Question

The equation of the circle whose radius is $4$, centre lies in the first quadrant and which touches $x$-axis and line $4x-3y=0$ is

• A. $x^2+y^2-4x-16y+4=0$
• B. $x^2+y^2-8x-4y+16=0$
• C. $x^2+y^2-16x-8y+64=0$
• D. $x^2+y^2-4x-8y+4=0$

Answer 1

Answer: (C)

$x^2+y^2-16x-8y+64=0$

Let the equation of the circle be $x^2+y^2+2gx+2fy+c=0$

Since it touches $x$-axis, the distance of the centre from the $x$-axis must be equal to the radius.

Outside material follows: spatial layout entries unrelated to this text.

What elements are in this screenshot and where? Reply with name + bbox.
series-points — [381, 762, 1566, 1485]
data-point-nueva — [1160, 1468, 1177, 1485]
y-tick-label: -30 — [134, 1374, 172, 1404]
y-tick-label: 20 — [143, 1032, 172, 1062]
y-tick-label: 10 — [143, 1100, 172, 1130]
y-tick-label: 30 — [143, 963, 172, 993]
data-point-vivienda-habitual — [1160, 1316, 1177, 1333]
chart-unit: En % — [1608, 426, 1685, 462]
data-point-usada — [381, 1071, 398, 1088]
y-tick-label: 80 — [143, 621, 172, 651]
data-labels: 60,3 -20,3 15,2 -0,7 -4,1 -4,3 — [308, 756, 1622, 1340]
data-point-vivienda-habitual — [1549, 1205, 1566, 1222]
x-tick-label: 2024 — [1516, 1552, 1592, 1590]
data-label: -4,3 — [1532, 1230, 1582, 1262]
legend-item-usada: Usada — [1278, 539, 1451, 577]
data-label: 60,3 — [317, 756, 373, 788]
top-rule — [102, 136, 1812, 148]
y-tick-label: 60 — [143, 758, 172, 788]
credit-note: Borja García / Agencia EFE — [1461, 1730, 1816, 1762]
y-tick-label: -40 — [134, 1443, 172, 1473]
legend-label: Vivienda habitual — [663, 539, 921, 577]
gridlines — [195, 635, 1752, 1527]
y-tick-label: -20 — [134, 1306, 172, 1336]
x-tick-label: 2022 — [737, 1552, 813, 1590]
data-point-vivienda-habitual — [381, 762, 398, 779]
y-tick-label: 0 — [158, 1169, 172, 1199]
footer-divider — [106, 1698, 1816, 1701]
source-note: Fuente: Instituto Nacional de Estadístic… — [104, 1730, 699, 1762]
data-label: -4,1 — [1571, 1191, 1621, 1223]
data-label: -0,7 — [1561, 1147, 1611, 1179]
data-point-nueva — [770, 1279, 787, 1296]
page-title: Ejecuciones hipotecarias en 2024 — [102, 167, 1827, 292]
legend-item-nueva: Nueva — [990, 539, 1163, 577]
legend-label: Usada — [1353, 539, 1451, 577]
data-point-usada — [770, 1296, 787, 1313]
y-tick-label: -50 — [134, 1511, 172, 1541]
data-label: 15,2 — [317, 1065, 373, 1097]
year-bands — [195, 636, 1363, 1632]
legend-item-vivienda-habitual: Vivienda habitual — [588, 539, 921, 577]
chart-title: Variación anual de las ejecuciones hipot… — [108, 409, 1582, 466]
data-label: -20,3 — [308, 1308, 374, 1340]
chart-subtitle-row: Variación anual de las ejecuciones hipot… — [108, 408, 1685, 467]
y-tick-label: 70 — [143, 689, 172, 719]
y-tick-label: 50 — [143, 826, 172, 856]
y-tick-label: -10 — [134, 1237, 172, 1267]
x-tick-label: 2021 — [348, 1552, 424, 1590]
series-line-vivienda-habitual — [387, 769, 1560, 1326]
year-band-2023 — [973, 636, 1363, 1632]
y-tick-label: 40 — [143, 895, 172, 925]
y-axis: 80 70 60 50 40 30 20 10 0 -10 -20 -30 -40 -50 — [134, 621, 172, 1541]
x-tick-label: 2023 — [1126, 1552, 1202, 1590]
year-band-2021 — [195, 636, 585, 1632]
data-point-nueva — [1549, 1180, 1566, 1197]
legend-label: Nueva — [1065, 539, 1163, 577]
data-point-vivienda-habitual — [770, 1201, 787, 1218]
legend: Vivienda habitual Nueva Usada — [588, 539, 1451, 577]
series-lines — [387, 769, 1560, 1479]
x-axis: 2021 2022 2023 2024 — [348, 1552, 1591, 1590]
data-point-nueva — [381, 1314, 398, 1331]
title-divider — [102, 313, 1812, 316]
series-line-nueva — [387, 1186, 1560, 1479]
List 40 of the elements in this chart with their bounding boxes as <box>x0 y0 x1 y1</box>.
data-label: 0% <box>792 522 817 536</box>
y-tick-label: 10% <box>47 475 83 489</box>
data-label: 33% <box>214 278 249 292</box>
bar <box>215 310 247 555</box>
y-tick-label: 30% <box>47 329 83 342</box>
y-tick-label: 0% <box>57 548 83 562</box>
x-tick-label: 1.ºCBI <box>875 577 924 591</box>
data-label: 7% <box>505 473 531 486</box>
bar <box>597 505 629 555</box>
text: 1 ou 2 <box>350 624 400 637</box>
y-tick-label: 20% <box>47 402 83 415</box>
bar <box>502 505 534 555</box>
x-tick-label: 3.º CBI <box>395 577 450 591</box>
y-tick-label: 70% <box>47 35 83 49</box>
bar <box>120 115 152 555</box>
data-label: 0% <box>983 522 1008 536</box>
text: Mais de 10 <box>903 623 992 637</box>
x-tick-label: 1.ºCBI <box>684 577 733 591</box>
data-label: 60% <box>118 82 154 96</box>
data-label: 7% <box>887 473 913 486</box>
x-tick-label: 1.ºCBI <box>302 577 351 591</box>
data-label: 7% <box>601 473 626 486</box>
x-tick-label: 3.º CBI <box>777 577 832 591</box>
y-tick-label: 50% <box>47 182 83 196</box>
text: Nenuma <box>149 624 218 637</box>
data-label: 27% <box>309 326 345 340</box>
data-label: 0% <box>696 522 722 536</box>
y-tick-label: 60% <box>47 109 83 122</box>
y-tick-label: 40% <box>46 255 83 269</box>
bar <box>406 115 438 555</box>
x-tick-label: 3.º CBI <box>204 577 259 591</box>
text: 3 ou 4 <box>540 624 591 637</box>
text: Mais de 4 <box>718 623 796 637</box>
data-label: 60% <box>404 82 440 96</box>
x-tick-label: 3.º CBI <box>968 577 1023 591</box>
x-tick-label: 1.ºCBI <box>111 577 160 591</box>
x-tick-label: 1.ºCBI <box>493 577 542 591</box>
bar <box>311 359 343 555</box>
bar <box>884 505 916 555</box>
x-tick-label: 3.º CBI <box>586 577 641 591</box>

So, $-f=4$ ....($\because$ the circle lies in the first quadrant)

We know, $g^2+f^2-c=r^2$

Radius is $4$

$⟹g^2+16-c=16$

$⟹g^2=c$

Perpendicular distance of centre $(x_1,y_1)$ from line $ax+by+c=0$ is

$\left|\frac{a{x}_1+b{y}_1+c}{\sqrt{a^2+b^2}}\right|$

Also, the perpendicular distance from centre $(-g,-f)$ to the line $4x-3y=0$ would be equal to its radius.

$⟹\frac{-4g+3f}{5}=\pm 4$

$⟹-4g-12=\pm 20$ ..... $(f=-4)$

$⟹g=2$ or $g=-8$

Since the circle lies in first quadrant, $g=-8$

$⟹c=64$ ........$(g^2=c)$

Hence, we have the equation of the circle as $x^2+y^2-16x-8y+64=0$.